According to the Center on Privacy and Technology at the Georgetown Law Center, most adult Americans are already in a facial recognition database because of how governments format driver’s licenses and passport photos for such use. The center notes that 31 states currently allow law enforcement to search driver’s license image databases with facial recognition software.
Idemia boasts on its website that “criminal justice systems throughout the United States use [Idemia] facial recognition technology to identify persons of interest and enhance their investigation capabilities.” In addition to Idemia, Amazon, Apple and Facebook are considered to be leaders in developing the technology.
Ms.
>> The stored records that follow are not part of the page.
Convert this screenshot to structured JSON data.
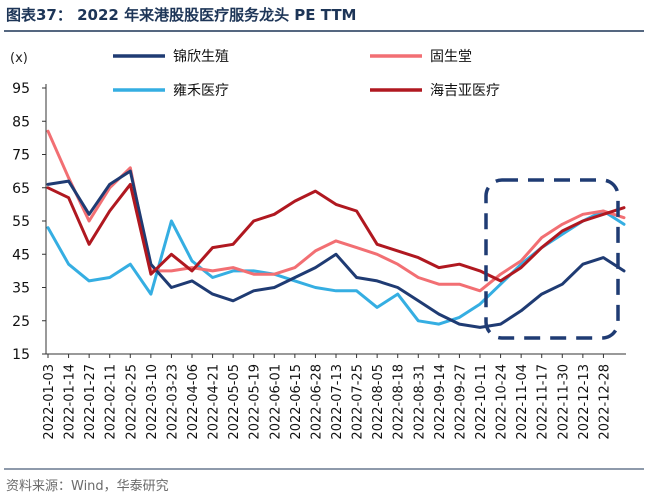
{
  "title": "图表37：  2022 年来港股股医疗服务龙头 PE TTM",
  "source": "资料来源：Wind，华泰研究",
  "chart_data": {
    "type": "line",
    "title": "图表37：  2022 年来港股股医疗服务龙头 PE TTM",
    "ylabel": "(x)",
    "ylim": [
      15,
      95
    ],
    "yticks": [
      15,
      25,
      35,
      45,
      55,
      65,
      75,
      85,
      95
    ],
    "x": [
      "2022-01-03",
      "2022-01-14",
      "2022-01-27",
      "2022-02-11",
      "2022-02-25",
      "2022-03-10",
      "2022-03-23",
      "2022-04-06",
      "2022-04-21",
      "2022-05-05",
      "2022-05-19",
      "2022-06-01",
      "2022-06-15",
      "2022-06-28",
      "2022-07-13",
      "2022-07-25",
      "2022-08-05",
      "2022-08-18",
      "2022-08-31",
      "2022-09-14",
      "2022-09-27",
      "2022-10-11",
      "2022-10-24",
      "2022-11-04",
      "2022-11-17",
      "2022-11-30",
      "2022-12-13",
      "2022-12-28",
      "2022-12-30"
    ],
    "legend_position": "top",
    "series": [
      {
        "name": "锦欣生殖",
        "color": "#1f3b73",
        "values": [
          66,
          67,
          57,
          66,
          70,
          42,
          35,
          37,
          33,
          31,
          34,
          35,
          38,
          41,
          45,
          38,
          37,
          35,
          31,
          27,
          24,
          23,
          24,
          28,
          33,
          36,
          42,
          44,
          40
        ]
      },
      {
        "name": "固生堂",
        "color": "#f26f73",
        "values": [
          82,
          68,
          55,
          65,
          71,
          40,
          40,
          41,
          40,
          41,
          39,
          39,
          41,
          46,
          49,
          47,
          45,
          42,
          38,
          36,
          36,
          34,
          39,
          43,
          50,
          54,
          57,
          58,
          56
        ]
      },
      {
        "name": "雍禾医疗",
        "color": "#35aee2",
        "values": [
          53,
          42,
          37,
          38,
          42,
          33,
          55,
          43,
          38,
          40,
          40,
          39,
          37,
          35,
          34,
          34,
          29,
          33,
          25,
          24,
          26,
          30,
          36,
          42,
          47,
          51,
          55,
          58,
          54
        ]
      },
      {
        "name": "海吉亚医疗",
        "color": "#b01820",
        "values": [
          65,
          62,
          48,
          58,
          66,
          39,
          45,
          40,
          47,
          48,
          55,
          57,
          61,
          64,
          60,
          58,
          48,
          46,
          44,
          41,
          42,
          40,
          37,
          41,
          47,
          52,
          55,
          57,
          59
        ]
      }
    ],
    "annotation": "dashed highlight box over 2022-10-11 to 2022-12-30"
  }
}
Lynch warned that too few federal and state regulations sufficiently govern police use of facial recognition technology and that poor data management and “a high rate of misidentifications” have plagued agencies such as Homeland Security. She noted that the department’s inspector general recently criticized the office of biometric identity management for failing to train personnel properly and for relying too heavily on third-party data collectors.
In an interview, Ms. Lynch said Idemia poses a threat because of its position at the center of so many government databases.
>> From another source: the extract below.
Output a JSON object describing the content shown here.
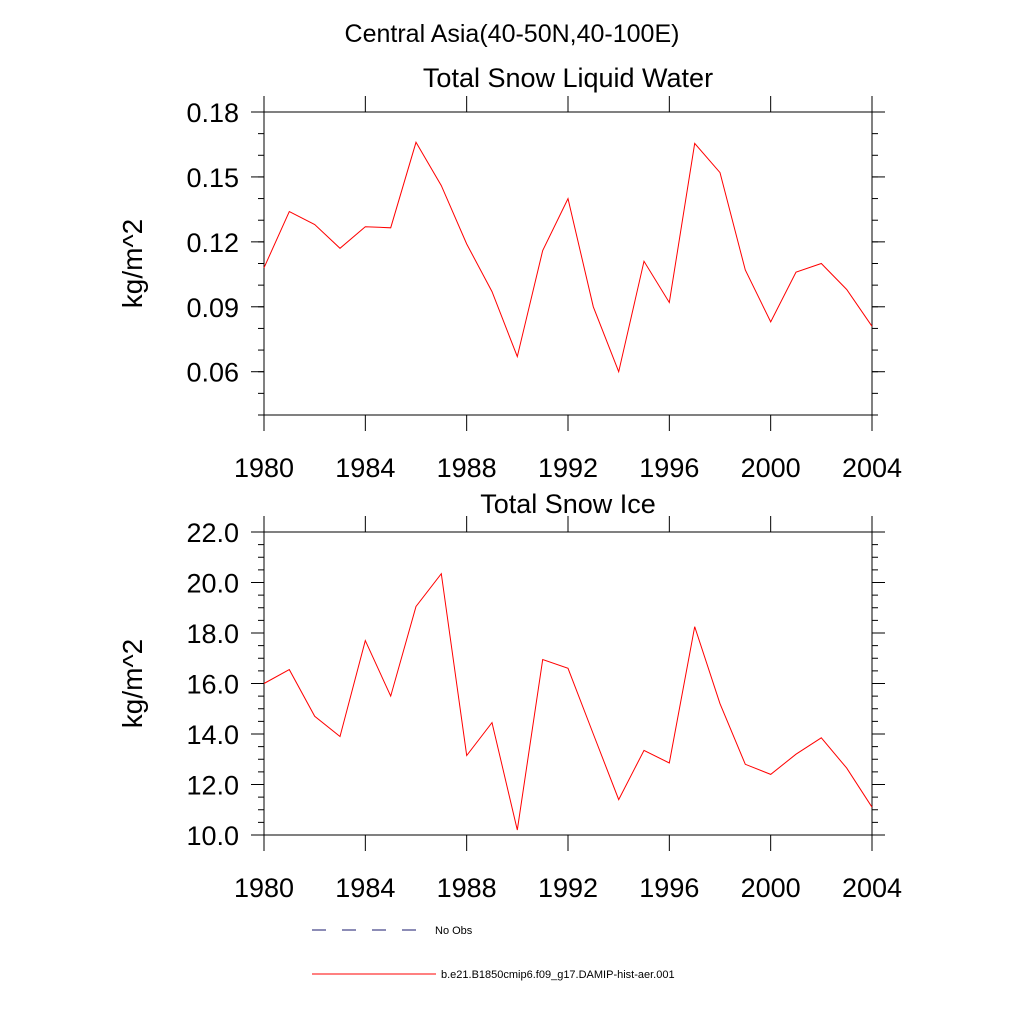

“One algorithm hashes all of [Idemia’s] biometric data,” she said. “If a hacker gained access to that proprietary algorithm, they potentially could have access to the biometric data of every person in the database.”
Government agencies also could easily check across all of the databases even if they are not cleared to do so, she said.
‘Can of legal worms’
In India, Idemia is involved in Aadhaar, the government’s biometric identification program, which collects, processes and stores the iris patterns, personal details and fingerprints of 1.2 billion Indian nationals.
Aadhaar has been subject to serious security breaches. Access to identities it verifies has been sold for less than $10 online.
Idemia now is pushing for mobile driver’s licenses as a form of universal digital ID.
Jenny Openshaw, chief of North American sales for Idemia, discussed the company’s efforts to develop mobile driver’s licenses in October at the Money 20/20 financial conference in Las Vegas.
According to industry reports, Ms. Openshaw said Idemia was working with 38 state driver’s license programs and that much of the work focused on mobile versions using facial recognition technology to unlock access to the app.
Police say mobile driver’s licenses connected to a central database could make their work safer and easier because updates could provide information about a motorist’s license suspension, change of address or outstanding tickets and warrants.
Civil liberties advocates worry that multiple state mobile driver’s license programs could morph into a de facto national ID system without any significant public debate.
Alan Butler, senior counsel at the Washington-based Electronic Privacy Information Center, warned that a host of thorny civil liberty, privacy and data security issues must be addressed before mobile driver’s licenses are widely adopted, especially the question of whether police could remotely access a person’s smartphone hosting the app. Such searches, he said, would be illegal without a warrant.
“Device-to-device communications is its own can of legal worms,” Mr. Butler said.
At the Money 20/20 conference, Ms. Openshaw engaged in a panel discussion titled “Can Secure Private Digital ID Still Allow Us to Enjoy Life?” She said several government agencies were working to establish standards for mobile driver’s licenses, according to industry reports.